In a televised speech on Sunday, Egypt’s leader Abdel Fattah el-Sisi argued that his government was continuing the aspirations of the 2011 uprising, in spite of the documented human rights violations under his rule, as well as the worsening economy.
The president’s speech came just a day after Sisi, a soldier-turned-politician who claimed office in 2014 following victory in an election considered to be suspect, praised the country’s police and vowed a firm response to any threat to the country’s “stability”.
His nod to the police ran against growing complaints by rights activists that forces have returned to Mubarak-era practices such as torture, random arrests and, more recently, forced disappearances.
Police brutality was among the complaints that drove Egyptians to take part in the 2011 uprising.

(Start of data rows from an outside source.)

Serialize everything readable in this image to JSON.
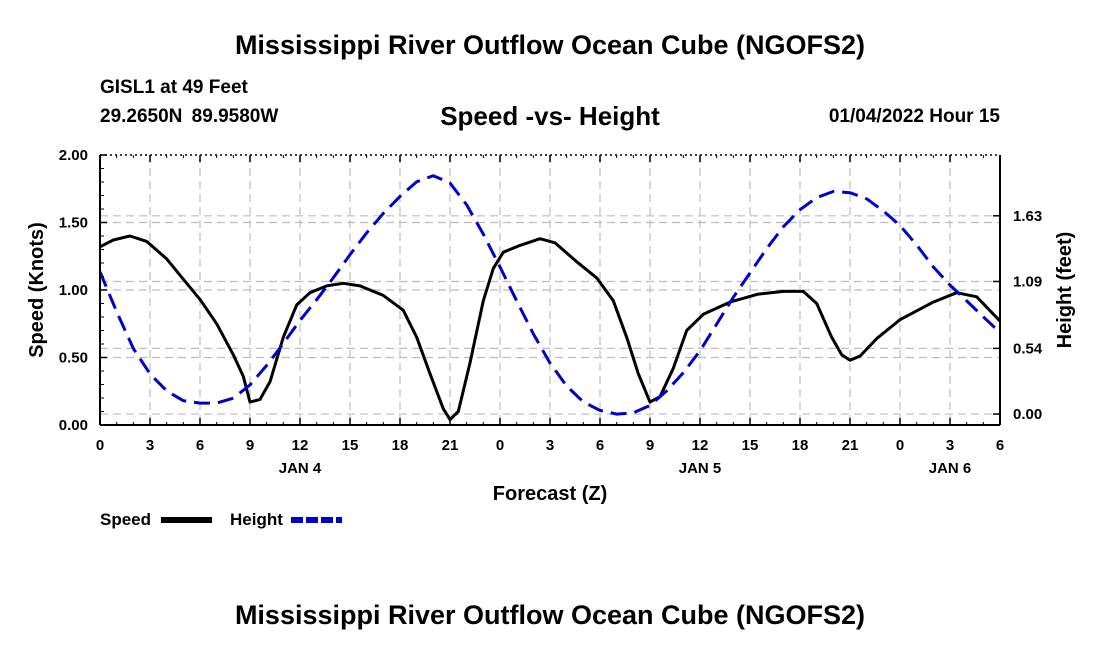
{
  "header": {
    "title": "Mississippi River Outflow Ocean Cube (NGOFS2)",
    "station": "GISL1 at 49 Feet",
    "coords": "29.2650N  89.9580W",
    "subtitle": "Speed -vs- Height",
    "datetime": "01/04/2022 Hour 15"
  },
  "footer": {
    "title": "Mississippi River Outflow Ocean Cube (NGOFS2)"
  },
  "chart_data": {
    "type": "line",
    "title": "Speed -vs- Height",
    "xlabel": "Forecast (Z)",
    "ylabel": "Speed (Knots)",
    "y2label": "Height (feet)",
    "x_range_hours": [
      0,
      54
    ],
    "ylim": [
      0,
      2
    ],
    "y2lim": [
      -0.09,
      2.13
    ],
    "x_ticks": [
      {
        "h": 0,
        "label": "0"
      },
      {
        "h": 3,
        "label": "3"
      },
      {
        "h": 6,
        "label": "6"
      },
      {
        "h": 9,
        "label": "9"
      },
      {
        "h": 12,
        "label": "12"
      },
      {
        "h": 15,
        "label": "15"
      },
      {
        "h": 18,
        "label": "18"
      },
      {
        "h": 21,
        "label": "21"
      },
      {
        "h": 24,
        "label": "0"
      },
      {
        "h": 27,
        "label": "3"
      },
      {
        "h": 30,
        "label": "6"
      },
      {
        "h": 33,
        "label": "9"
      },
      {
        "h": 36,
        "label": "12"
      },
      {
        "h": 39,
        "label": "15"
      },
      {
        "h": 42,
        "label": "18"
      },
      {
        "h": 45,
        "label": "21"
      },
      {
        "h": 48,
        "label": "0"
      },
      {
        "h": 51,
        "label": "3"
      },
      {
        "h": 54,
        "label": "6"
      }
    ],
    "date_labels": [
      {
        "h": 12,
        "label": "JAN 4"
      },
      {
        "h": 36,
        "label": "JAN 5"
      },
      {
        "h": 51,
        "label": "JAN 6"
      }
    ],
    "y_ticks": [
      {
        "v": 0,
        "label": "0.00"
      },
      {
        "v": 0.5,
        "label": "0.50"
      },
      {
        "v": 1.0,
        "label": "1.00"
      },
      {
        "v": 1.5,
        "label": "1.50"
      },
      {
        "v": 2.0,
        "label": "2.00"
      }
    ],
    "y2_ticks": [
      {
        "v": 0,
        "label": "0.00"
      },
      {
        "v": 0.54,
        "label": "0.54"
      },
      {
        "v": 1.09,
        "label": "1.09"
      },
      {
        "v": 1.63,
        "label": "1.63"
      }
    ],
    "series": [
      {
        "name": "Speed",
        "axis": "left",
        "color": "#000000",
        "dash": "solid",
        "points": [
          [
            0,
            1.32
          ],
          [
            0.8,
            1.37
          ],
          [
            1.8,
            1.4
          ],
          [
            2.8,
            1.36
          ],
          [
            4,
            1.23
          ],
          [
            5,
            1.08
          ],
          [
            6,
            0.93
          ],
          [
            7,
            0.75
          ],
          [
            8,
            0.52
          ],
          [
            8.6,
            0.36
          ],
          [
            9,
            0.17
          ],
          [
            9.6,
            0.19
          ],
          [
            10.2,
            0.32
          ],
          [
            11,
            0.65
          ],
          [
            11.8,
            0.89
          ],
          [
            12.6,
            0.98
          ],
          [
            13.6,
            1.03
          ],
          [
            14.6,
            1.05
          ],
          [
            15.6,
            1.03
          ],
          [
            17,
            0.96
          ],
          [
            18.2,
            0.85
          ],
          [
            19,
            0.65
          ],
          [
            19.8,
            0.38
          ],
          [
            20.6,
            0.12
          ],
          [
            21,
            0.04
          ],
          [
            21.5,
            0.1
          ],
          [
            22.2,
            0.46
          ],
          [
            23,
            0.92
          ],
          [
            23.6,
            1.16
          ],
          [
            24.2,
            1.28
          ],
          [
            25.2,
            1.33
          ],
          [
            26.4,
            1.38
          ],
          [
            27.3,
            1.35
          ],
          [
            28.5,
            1.22
          ],
          [
            29.8,
            1.09
          ],
          [
            30.8,
            0.92
          ],
          [
            31.6,
            0.65
          ],
          [
            32.3,
            0.38
          ],
          [
            33,
            0.17
          ],
          [
            33.6,
            0.21
          ],
          [
            34.4,
            0.42
          ],
          [
            35.2,
            0.7
          ],
          [
            36.2,
            0.82
          ],
          [
            37.8,
            0.91
          ],
          [
            39.5,
            0.97
          ],
          [
            41,
            0.99
          ],
          [
            42.2,
            0.99
          ],
          [
            43,
            0.9
          ],
          [
            43.9,
            0.65
          ],
          [
            44.5,
            0.52
          ],
          [
            45,
            0.48
          ],
          [
            45.6,
            0.51
          ],
          [
            46.6,
            0.64
          ],
          [
            48,
            0.78
          ],
          [
            50,
            0.91
          ],
          [
            51.4,
            0.98
          ],
          [
            52.6,
            0.95
          ],
          [
            54,
            0.77
          ]
        ]
      },
      {
        "name": "Height",
        "axis": "right",
        "color": "#0000cc",
        "dash": "dashed",
        "points": [
          [
            0,
            1.17
          ],
          [
            1,
            0.84
          ],
          [
            2,
            0.54
          ],
          [
            3,
            0.33
          ],
          [
            4,
            0.19
          ],
          [
            5,
            0.11
          ],
          [
            6,
            0.09
          ],
          [
            7,
            0.09
          ],
          [
            8,
            0.13
          ],
          [
            9,
            0.24
          ],
          [
            10,
            0.4
          ],
          [
            11,
            0.58
          ],
          [
            12,
            0.77
          ],
          [
            13,
            0.94
          ],
          [
            14,
            1.12
          ],
          [
            15,
            1.31
          ],
          [
            16,
            1.49
          ],
          [
            17,
            1.65
          ],
          [
            18,
            1.79
          ],
          [
            19,
            1.91
          ],
          [
            20,
            1.96
          ],
          [
            21,
            1.9
          ],
          [
            22,
            1.72
          ],
          [
            23,
            1.48
          ],
          [
            24,
            1.21
          ],
          [
            25,
            0.93
          ],
          [
            26,
            0.66
          ],
          [
            27,
            0.42
          ],
          [
            28,
            0.23
          ],
          [
            29,
            0.1
          ],
          [
            30,
            0.03
          ],
          [
            31,
            0.0
          ],
          [
            32,
            0.01
          ],
          [
            33,
            0.07
          ],
          [
            34,
            0.19
          ],
          [
            35,
            0.34
          ],
          [
            36,
            0.52
          ],
          [
            37,
            0.74
          ],
          [
            38,
            0.96
          ],
          [
            39,
            1.16
          ],
          [
            40,
            1.36
          ],
          [
            41,
            1.54
          ],
          [
            42,
            1.68
          ],
          [
            43,
            1.78
          ],
          [
            44,
            1.83
          ],
          [
            45,
            1.82
          ],
          [
            46,
            1.77
          ],
          [
            47,
            1.67
          ],
          [
            48,
            1.55
          ],
          [
            49,
            1.39
          ],
          [
            50,
            1.21
          ],
          [
            51,
            1.06
          ],
          [
            52,
            0.93
          ],
          [
            53,
            0.8
          ],
          [
            54,
            0.67
          ]
        ]
      }
    ],
    "legend": [
      {
        "label": "Speed",
        "color": "#000000",
        "dash": "solid"
      },
      {
        "label": "Height",
        "color": "#0000cc",
        "dash": "dashed"
      }
    ]
  }
}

Sisi alleged that the 2011 uprising had deviated from its course and was forcibly hijacked for “personal gains and narrow interests”, in a thinly veiled attempt to justify the military’s ousting of Mohamed Morsi, Egypt’s first democratically elected president.
The Muslim Brotherhood – the organisation that Morsi was a member of and the largest social movement in Egypt – has been banned and was declared a “terrorist” group in the aftermath of the 2013 coup.
According to Sisi, the “June 30 revolution” – a reference to the day in 2013 when protests erupted in Cairo against Morsi, culminating in the July 3 coup – corrected the course of the 2011 uprising.
But with an estimated 40,000 prisoners, including thousands of opposition activists, and a parliament that many say is unable to properly check executive powers, analysts say that Egypt has veered far off the course set by nationwide protests five years ago.
Many say the continued deterioration of the country’s economy, the security crisis particularly in the Sinai Peninsula that many blame for the rising threat of the Islamic State of Iraq and the Levant (ISIL) group, and Sisi’s policy to crush any dissent have all contributed to a climate far more repressive than the conditions that sparked the 2011 uprising.
While Sisi remains popular among many Egyptians, he no longer enjoys the reverence that once saw his image – complete with a military beret and sunglasses – on everything from posters to women’s underwear in the conservative Muslim nation.